Comme expérience, c'est absolument certain, en ce sens que, d'abord, quand on entre en contact avec l'Amour éternel, l'Amour suprême, immédiatement on a une... comment appeler cela... une perception, une sensation— ce n'est pas une compréhension, c'est quelque chose de très concret : la conscience matérielle même la plus éclairée, la plus pétrie, la plus préparée est incapable de manifester Cela! La première impression, c'est cette espèce d'incapacité. Puis vient une expérience : justement, quelque chose qui manifeste une forme de... on ne peut pas dire exactement "cruauté", parce que ce n'est pas la cruauté telle que nous la connaissons, mais dans l'ensemble des circonstances, il y a une vibration qui se présente, avec une certaine intensité de refus de l'amour tel qu'il est manifesté ici. C'est exactement cela, quelque chose dans le monde matériel qui refuse la manifestation de l'amour telle qu'elle existe maintenant—je ne parle pas du monde ordinaire, je parle de la conscience à son maximum maintenant. (C'est une expérience, je parle de quelque chose qui a eu lieu.) Alors, la partie de la conscience qui a été touchée par cette opposition, fait un appel direct à l'origine de l'Amour, avec une intensité quelle Saurait pas eue sans l'expérience de ce refus. Il y a des limites qui se brisent, un flot qui descend, qui ne pouvait pas se manifester avant, et quelque chose s'exprime, qui n'était pas exprimé.

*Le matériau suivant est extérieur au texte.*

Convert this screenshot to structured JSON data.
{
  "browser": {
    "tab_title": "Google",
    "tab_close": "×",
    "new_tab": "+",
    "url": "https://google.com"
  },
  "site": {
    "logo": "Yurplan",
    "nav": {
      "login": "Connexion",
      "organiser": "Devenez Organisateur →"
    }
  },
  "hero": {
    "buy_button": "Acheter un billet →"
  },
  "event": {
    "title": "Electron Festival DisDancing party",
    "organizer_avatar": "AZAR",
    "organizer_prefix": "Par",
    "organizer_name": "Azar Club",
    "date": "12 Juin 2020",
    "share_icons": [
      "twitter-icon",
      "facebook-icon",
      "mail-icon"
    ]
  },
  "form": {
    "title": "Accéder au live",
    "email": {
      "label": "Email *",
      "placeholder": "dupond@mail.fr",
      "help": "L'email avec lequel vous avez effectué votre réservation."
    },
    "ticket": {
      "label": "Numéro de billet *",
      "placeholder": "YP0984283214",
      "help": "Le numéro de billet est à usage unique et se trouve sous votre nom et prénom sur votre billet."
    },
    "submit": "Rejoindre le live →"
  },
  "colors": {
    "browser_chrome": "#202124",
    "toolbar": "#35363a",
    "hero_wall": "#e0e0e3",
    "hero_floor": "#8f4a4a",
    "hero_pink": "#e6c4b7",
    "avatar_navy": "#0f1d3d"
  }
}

Et voyant cela, il y a évidemment une expérience analogue au point de vue de ce qu'on appelle la vie et la mort. C'est cette espèce de "surplombement" ou de présence constante de la Mort et de la possibilité de la mort, comme il est dit dans Savitri : on a un compagnon constant pendant tout le trajet entre le berceau et la tombe; on est constamment accompagné par cette menace ou cette présence de la Mort. Eh bien, il y a avec cela, dans les cellules, une intensité d'appel à une Puissance d'Éternité, qui ne serait pas là sans cette menace constante. Et on comprend, on commence à sentir d'une façon tout à fait concrète, que toutes ces choses sont seulement des moyens d'intensifier, de faire progresser et de rendre plus parfaite la Manifestation. Et si les moyens sont grossiers, c'est parce que la Manifestation est très grossière. Et à mesure qu'elle se perfectionnera et qu'elle deviendra plus propre à manifester ce qui est éternellement progressif, on passera des moyens très grossiers à des moyens plus subtils, et le monde progressera sans avoir besoin de ces oppositions si brutales. C'est seulement parce que le monde est dans l'enfance et que la conscience humaine est tout à fait dans l'enfance.
C'est une expérience très concrète.
Par conséquent, quand la terre n'aura plus besoin de mourir pour progresser, il n'y aura plus de mort. Quand la terre n'aura plus besoin de souffrir pour progresser, il n'y aura plus de souffrance. Et quand la terre n'aura plus besoin de haïr pour aimer, il n'y aura plus de haine.
(silence)
C'est le moyen le plus rapide et le plus efficace pour faire sortir la création de son inertie et la faire avancer vers son épanouissement.
(long silence)
Il y a un certain aspect de la création (qui est peut-être un aspect très moderne), c'est un besoin de sortir du désordre et de la confusion — de la désharmonie, la confusion. Une confusion, un désordre qui prend toutes les formes, qui se change en luttes, en efforts inutiles, en gaspillage. Cela dépend du domaine où l'on se trouve, mais matériellement, dans l'action, ce sont les complications inutiles, le gaspillage d'énergie et de matériel, la perte de temps, l'incompréhension, la mal-compréhension, la confusion, le désordre; c'est ce qu'autrefois on appelait crookedness dans les Véda (je ne sais pas l'équivalent de ce mot; quelque chose qui est tordu, qui, au lieu d'aller droit au but, va par des zigzags inutiles et aigus¹). C'est l'une des choses qui est le plus contraire à l'harmonie de l'action purement divine qui est d'une simplicité... qui paraît enfantine. Directe — directe, au lieu d'être en circonvolutions absurdes et complètement inutiles. Eh bien, il est évident que c'est la même chose : le désordre est une façon de stimuler le besoin de la simplicité pure et divine.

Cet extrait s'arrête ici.